Today, July 14, is an historic day in Gaelic football as the new All-Ireland senior football quarter-final comes into play.
For the first time, the last eight are divided into two groups of four in a round-robin format, with the top two advancing to the semi-finals.
Ireland is divided into four (uneven) provinces, each of which runs a knockout championship. Until the end of 2000, each provincial champion advanced to the All-Ireland semi-finals, but a change of system came the following year.
It allowed teams beaten in their province a second chance in a national knockout qualifier series, with each new round bringing more sides which had been eliminated from the provincial championships.
When the qualifiers were whittled down to four, they then joined the four provincial winners in the new All-Ireland quarter-finals. In the very first year of the new system, 2001, Galway became the first team to win the All-Ireland having previously lost a game. With this new addition to the fixtures programme, it will be possible for a county to triumph despite losing two or even three games out of eight or nine.
All of that preamble is a way of getting to the meat of this feature, a look at the kit worn by the last reigning All-Ireland champions to only play one game, Meath in 2000. (Incidentally, the Irish word for province is cúige, which is derived from cúig, the word for five – historically, the fifth province was Meath, where the High Kings resided. Over time, Meath split, with the new part becoming Westmeath. Both Meath and Westmeath are now in Leinster.)
For the 2000 Leinster championship, Meath were drawn with Offaly in the quarter-finals. Both counties were green, white and gold and while there had been changes of colours in the past, during the 90s this had stopped happening.
In 2000, though, sense prevailed in that both counties were to wear alternative jerseys. Offaly wore white jerseys with green and gold stripes around the shoulders – derived from the 1982 All-Ireland-winning change kit – and Meath wore gold jerseys with green trim.
However, this was unlike anything worn by the county before or since.
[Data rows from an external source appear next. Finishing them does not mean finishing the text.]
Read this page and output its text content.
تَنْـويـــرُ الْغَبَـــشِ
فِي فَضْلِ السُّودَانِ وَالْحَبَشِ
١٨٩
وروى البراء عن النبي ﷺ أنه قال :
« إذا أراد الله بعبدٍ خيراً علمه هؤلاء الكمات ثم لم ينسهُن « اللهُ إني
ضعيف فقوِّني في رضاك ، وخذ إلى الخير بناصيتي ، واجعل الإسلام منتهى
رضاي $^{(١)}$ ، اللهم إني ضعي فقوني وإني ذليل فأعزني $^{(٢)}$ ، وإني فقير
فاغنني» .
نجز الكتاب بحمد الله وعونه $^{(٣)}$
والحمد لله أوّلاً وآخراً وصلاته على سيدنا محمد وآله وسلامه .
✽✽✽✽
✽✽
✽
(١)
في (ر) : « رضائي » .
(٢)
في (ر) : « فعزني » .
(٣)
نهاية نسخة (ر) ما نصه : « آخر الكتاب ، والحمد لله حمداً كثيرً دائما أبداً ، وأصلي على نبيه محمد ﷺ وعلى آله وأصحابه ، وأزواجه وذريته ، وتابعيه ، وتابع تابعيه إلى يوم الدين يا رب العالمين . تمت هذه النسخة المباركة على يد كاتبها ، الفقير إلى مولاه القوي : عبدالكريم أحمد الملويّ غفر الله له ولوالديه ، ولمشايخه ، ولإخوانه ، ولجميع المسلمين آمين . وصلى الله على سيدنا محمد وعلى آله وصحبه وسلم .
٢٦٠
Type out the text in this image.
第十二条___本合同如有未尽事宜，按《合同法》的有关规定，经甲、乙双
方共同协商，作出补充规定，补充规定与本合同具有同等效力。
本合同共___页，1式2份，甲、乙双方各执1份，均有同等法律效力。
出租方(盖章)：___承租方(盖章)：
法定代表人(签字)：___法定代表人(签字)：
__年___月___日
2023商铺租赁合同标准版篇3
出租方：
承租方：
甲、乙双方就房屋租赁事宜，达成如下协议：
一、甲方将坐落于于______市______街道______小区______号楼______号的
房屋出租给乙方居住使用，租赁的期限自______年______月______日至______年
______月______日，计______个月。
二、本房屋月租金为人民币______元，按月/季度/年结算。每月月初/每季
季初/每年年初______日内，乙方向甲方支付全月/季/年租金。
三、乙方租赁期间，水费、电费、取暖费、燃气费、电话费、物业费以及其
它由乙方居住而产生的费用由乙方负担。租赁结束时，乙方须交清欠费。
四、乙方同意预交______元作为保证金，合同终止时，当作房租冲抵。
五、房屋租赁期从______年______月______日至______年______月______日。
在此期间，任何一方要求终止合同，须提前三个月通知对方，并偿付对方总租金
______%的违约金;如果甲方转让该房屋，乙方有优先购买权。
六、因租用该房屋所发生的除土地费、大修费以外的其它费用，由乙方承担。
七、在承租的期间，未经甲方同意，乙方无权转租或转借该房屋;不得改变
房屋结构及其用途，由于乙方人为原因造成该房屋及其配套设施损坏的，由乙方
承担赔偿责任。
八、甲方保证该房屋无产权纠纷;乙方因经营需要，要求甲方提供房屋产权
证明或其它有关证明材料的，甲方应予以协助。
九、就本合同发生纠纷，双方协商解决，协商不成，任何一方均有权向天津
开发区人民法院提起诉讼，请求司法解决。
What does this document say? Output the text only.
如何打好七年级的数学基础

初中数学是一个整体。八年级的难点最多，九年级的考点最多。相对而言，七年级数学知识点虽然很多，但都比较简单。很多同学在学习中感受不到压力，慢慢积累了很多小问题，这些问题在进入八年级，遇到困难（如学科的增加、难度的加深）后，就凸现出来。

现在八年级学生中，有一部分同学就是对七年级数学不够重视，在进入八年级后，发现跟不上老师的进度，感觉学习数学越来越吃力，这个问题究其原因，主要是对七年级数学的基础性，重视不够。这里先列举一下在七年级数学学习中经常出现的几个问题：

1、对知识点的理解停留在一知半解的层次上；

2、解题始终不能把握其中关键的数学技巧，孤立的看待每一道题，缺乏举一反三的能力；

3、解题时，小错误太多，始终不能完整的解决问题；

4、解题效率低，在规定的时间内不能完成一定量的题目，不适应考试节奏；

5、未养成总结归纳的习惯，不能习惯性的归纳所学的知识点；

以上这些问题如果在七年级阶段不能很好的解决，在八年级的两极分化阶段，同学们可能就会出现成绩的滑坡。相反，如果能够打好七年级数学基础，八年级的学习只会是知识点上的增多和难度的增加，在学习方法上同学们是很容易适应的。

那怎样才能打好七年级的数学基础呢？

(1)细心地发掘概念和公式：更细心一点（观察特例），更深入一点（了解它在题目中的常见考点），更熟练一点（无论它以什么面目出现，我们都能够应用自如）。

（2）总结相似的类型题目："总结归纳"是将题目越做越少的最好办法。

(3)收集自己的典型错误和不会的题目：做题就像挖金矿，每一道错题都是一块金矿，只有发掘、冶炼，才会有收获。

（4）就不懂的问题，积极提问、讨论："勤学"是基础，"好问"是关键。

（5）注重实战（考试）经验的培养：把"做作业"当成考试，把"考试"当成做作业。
The gold and green were far darker than the traditional shades, while the sleeves were noticeably shorter.
The chevron motif would become common among O’Neills’ designs in the early 2000s and while the players wore the older, lighter green, socks, most wore them around the ankles so they didn’t jar that badly.
A possible inspiration for the sleeves was that, during Meath’s successful run to the title in 1999, one of their key players, Trevor Giles, had taken to cutting his own sleeves to guard against shirt-pulling.
We asked Giles about this a few years ago as part of a feature on infamous GAA jerseys, but he said he didn’t have a direct role.
There was a fairly unusual one we wore against Offaly in 2000, gold with dark green trim and very short sleeves. We lost though and the following year we had a more ‘normal’ design, maybe if we’d have won we might have gone with a green version of this.
The previous couple of years I had gone off on a tangent and taken to cutting off my sleeves and I kept doing it because we were winning, but I actually didn’t have anything to do with these, they were just what arrived from O’Neills the week of the game.
Despite the result, a lot of the lads actually liked it and maybe it’s more memorable because it was only worn in one game.
As Giles mentioned, Meath were beaten and it’s one of the great unanswered GAA kit questions as to whether they would have received a green version of the new style for the Leinster semi-final against Kildare.
While their new jerseys for 2001 did feature the darker green, it was only as a trim colour with the normal emerald retaining its primacy.